Operations

Prometheus and Grafana: Complete Monitoring Stack for Your Infrastructure

March 28, 2025 · 22 min read

You cannot manage what you cannot measure. When a container silently runs out of memory, a disk fills up at 3 AM, or an application starts responding slowly, you need to know about it before your users do. Prometheus and Grafana have become the industry standard for infrastructure monitoring, and for good reason: they are open source, extremely capable, and run perfectly in Docker.

This guide builds a complete monitoring stack from scratch, covering Prometheus data collection, Grafana visualization, alerting, and Docker-specific monitoring.

Prometheus Architecture

Prometheus uses a pull-based model.
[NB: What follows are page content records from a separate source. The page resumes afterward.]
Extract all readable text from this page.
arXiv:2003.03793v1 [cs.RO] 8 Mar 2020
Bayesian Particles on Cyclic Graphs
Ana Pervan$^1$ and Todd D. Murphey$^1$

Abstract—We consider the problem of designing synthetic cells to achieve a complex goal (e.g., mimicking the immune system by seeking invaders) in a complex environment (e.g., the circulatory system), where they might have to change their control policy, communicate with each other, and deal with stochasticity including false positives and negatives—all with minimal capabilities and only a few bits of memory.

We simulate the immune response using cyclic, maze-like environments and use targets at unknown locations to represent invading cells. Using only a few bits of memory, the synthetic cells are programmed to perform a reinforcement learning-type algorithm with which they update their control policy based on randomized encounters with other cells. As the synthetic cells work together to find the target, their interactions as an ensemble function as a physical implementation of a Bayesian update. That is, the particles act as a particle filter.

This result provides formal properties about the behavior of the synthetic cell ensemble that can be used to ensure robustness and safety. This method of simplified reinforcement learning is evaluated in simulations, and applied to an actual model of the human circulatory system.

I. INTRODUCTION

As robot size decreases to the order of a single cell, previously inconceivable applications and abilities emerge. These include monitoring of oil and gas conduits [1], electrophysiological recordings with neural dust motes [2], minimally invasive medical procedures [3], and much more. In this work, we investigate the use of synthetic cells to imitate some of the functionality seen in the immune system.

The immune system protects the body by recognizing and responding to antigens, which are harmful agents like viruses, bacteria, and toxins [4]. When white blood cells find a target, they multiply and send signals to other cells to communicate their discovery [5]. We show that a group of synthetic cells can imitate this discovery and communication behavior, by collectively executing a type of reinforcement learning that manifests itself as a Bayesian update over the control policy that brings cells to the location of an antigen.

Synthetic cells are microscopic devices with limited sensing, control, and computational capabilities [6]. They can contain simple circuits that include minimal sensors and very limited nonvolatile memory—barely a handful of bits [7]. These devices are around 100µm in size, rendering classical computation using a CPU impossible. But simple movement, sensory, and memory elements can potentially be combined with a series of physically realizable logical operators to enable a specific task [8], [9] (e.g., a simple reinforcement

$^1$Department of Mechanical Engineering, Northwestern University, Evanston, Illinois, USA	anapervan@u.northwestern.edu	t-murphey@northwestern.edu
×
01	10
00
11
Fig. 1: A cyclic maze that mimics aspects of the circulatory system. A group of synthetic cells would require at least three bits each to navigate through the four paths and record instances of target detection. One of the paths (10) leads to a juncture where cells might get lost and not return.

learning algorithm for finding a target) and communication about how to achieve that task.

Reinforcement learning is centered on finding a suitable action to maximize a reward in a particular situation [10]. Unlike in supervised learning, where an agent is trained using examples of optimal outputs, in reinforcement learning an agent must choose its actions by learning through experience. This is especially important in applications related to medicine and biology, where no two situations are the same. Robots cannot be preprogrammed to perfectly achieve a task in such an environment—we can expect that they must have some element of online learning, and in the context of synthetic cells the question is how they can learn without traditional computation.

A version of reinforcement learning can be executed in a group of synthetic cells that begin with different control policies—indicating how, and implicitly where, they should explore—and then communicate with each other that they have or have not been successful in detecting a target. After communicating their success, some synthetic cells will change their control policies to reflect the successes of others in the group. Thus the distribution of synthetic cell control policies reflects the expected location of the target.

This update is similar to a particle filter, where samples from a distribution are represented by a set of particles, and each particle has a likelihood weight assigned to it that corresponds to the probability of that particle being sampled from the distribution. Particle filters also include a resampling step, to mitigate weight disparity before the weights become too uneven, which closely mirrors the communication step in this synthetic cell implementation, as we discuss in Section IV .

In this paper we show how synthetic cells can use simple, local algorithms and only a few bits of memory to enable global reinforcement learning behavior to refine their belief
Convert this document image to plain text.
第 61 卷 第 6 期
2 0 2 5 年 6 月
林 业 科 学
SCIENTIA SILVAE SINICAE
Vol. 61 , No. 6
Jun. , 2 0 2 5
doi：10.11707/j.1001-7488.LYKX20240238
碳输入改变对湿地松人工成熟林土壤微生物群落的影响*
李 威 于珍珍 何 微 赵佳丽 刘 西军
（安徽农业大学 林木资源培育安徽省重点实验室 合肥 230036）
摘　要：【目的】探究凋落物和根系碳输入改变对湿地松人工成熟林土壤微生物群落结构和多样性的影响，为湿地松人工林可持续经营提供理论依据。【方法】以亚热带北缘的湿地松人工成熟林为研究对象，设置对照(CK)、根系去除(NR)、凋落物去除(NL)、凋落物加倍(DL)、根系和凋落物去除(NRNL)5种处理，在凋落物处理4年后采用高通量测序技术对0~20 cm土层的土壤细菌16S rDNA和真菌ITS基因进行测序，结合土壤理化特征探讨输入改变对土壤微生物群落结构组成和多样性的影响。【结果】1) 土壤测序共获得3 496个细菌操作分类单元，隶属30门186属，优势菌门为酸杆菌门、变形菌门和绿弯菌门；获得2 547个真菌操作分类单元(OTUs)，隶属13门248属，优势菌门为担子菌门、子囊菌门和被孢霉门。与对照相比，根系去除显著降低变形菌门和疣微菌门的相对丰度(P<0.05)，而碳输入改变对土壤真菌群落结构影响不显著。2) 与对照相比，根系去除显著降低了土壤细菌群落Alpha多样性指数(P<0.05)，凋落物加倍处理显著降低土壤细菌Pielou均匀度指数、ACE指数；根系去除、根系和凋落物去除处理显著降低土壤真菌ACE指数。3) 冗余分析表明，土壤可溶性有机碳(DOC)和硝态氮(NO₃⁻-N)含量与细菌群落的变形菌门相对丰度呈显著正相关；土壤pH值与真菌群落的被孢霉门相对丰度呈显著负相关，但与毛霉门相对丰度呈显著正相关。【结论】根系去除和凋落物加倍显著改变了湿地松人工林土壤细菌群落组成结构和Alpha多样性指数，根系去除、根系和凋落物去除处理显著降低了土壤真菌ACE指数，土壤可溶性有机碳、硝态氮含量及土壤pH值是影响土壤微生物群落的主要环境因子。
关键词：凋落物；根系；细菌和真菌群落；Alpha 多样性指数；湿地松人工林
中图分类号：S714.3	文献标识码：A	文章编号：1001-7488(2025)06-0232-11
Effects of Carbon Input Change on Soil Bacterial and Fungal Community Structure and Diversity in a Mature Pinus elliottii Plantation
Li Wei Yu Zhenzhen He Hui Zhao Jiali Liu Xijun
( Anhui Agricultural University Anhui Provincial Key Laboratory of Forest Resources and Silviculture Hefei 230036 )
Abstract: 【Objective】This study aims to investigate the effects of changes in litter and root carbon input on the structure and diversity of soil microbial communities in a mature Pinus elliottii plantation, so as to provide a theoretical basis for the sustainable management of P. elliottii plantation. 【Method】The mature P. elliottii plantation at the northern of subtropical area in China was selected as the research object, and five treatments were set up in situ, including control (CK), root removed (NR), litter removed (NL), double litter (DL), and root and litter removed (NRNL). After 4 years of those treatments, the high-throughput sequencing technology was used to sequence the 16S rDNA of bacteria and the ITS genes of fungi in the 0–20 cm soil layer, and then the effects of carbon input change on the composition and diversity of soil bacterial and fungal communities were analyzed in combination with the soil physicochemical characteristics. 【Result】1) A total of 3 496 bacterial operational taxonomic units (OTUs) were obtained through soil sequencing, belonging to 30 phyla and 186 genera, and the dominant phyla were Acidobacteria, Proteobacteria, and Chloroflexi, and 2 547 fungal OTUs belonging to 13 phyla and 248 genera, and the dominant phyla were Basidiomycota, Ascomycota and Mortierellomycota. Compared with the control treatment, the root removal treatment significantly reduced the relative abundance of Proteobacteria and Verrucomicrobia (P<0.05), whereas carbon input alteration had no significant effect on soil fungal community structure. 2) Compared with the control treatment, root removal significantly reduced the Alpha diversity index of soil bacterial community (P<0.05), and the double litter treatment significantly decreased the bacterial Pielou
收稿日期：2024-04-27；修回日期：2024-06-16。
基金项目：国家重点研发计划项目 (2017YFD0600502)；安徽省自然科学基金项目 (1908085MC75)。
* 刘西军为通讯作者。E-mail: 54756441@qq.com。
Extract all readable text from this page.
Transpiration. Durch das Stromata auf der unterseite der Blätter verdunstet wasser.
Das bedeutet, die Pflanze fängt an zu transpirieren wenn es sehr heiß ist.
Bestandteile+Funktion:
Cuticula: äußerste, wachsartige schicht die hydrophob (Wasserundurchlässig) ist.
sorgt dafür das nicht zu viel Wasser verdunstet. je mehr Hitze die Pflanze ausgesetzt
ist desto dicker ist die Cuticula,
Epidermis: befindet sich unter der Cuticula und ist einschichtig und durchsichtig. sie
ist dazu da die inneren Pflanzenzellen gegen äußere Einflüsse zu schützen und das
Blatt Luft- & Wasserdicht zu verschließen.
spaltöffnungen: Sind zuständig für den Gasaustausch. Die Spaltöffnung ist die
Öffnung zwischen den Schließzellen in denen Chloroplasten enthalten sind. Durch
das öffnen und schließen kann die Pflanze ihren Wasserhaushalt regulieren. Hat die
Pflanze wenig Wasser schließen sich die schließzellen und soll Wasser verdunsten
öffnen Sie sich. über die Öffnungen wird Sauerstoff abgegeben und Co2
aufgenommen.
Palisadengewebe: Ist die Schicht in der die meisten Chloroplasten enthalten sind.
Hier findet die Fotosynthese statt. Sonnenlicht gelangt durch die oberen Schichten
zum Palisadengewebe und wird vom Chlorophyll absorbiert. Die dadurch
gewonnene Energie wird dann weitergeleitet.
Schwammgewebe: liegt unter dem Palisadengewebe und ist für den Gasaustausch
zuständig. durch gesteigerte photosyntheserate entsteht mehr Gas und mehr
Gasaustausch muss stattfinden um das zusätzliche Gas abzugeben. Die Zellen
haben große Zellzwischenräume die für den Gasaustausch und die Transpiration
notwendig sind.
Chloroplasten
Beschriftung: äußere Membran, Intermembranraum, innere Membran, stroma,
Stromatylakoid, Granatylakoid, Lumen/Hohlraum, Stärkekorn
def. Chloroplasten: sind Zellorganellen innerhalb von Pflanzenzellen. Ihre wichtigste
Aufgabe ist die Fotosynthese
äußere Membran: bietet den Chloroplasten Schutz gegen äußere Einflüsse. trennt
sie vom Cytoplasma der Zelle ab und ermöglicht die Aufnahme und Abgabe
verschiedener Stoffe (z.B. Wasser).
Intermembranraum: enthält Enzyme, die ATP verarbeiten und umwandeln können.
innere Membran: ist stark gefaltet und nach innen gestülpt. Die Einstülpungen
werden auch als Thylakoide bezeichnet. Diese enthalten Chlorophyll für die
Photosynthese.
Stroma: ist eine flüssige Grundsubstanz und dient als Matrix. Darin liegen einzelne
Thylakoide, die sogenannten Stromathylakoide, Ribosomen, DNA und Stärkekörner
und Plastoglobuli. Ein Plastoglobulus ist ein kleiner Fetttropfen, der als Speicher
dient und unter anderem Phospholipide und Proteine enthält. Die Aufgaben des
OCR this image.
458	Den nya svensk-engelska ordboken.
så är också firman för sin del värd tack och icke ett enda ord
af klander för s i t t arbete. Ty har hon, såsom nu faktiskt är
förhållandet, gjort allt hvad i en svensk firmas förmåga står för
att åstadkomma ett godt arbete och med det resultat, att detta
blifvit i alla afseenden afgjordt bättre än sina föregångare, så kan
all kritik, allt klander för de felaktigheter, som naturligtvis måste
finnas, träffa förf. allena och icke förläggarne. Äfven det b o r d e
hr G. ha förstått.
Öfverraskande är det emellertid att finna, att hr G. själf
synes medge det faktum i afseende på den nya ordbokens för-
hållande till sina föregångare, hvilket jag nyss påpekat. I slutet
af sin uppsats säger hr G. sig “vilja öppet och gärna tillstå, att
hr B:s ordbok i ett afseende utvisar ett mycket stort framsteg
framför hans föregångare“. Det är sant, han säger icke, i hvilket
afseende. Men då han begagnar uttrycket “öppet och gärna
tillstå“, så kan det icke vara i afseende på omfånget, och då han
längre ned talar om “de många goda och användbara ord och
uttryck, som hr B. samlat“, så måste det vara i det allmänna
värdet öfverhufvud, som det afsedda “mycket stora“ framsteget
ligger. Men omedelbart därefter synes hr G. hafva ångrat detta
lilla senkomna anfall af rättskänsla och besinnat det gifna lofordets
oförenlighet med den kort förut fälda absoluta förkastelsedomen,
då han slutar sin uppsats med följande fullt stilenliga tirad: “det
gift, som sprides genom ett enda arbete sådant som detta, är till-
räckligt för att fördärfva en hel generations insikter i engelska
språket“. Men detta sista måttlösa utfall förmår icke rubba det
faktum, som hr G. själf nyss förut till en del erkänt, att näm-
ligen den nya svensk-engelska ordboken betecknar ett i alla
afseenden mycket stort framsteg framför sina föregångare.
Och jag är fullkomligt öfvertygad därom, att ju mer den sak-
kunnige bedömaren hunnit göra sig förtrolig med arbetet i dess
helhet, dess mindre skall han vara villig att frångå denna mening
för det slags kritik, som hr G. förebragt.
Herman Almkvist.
Instead of applications pushing metrics to a central server, Prometheus scrapes (pulls) metrics from HTTP endpoints at regular intervals. This design has several advantages:

Service discovery: Prometheus discovers targets automatically via DNS, Docker, Kubernetes, or static configuration.
No agent required: Exporters expose a /metrics endpoint that Prometheus scrapes. Many applications have built-in Prometheus support.
Failure isolation: If Prometheus goes down, applications continue running unaffected. Data gaps are visible but not destructive.
Multi-dimensional data model: Every metric has labels (key-value pairs) that enable flexible querying.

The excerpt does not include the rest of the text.